ECLI:NL:CRVB:2020:2714
Centrale Raad van Beroep
- Hoger beroep
- Rechtspraak.nl
Weigering WIA-uitkering wegens gebrek aan toegenomen arbeidsongeschiktheid binnen vijf jaar
In deze zaak heeft de Centrale Raad van Beroep op 30 oktober 2020 uitspraak gedaan in hoger beroep over de weigering van een WIA-uitkering aan appellante.

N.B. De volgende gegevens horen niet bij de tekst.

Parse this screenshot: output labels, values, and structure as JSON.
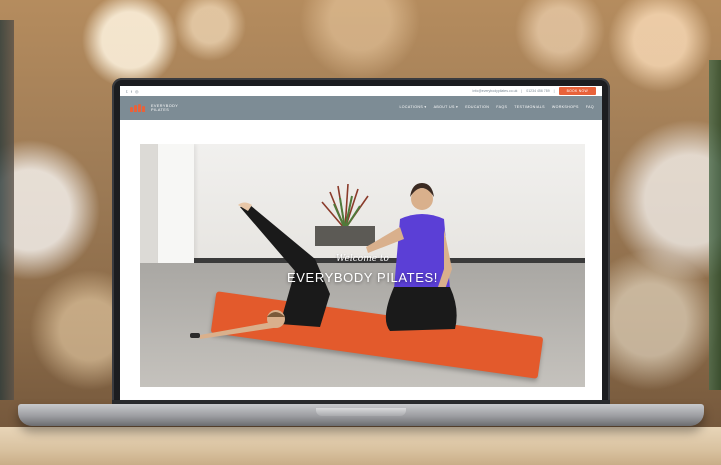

Appellante, die als thuishulp werkte, had zich op 19 oktober 2012 ziek gemeld en ontving aanvankelijk geen WIA-uitkering omdat zij minder dan 35% arbeidsongeschikt werd geacht. Na een nieuwe melding van toegenomen arbeidsongeschiktheid per 1 december 2015, heeft het Uwv geweigerd om een WIA-uitkering toe te kennen, met als argument dat er geen sprake was van toegenomen arbeidsongeschiktheid uit dezelfde ziekteoorzaak binnen vijf jaar na de eerdere beoordeling.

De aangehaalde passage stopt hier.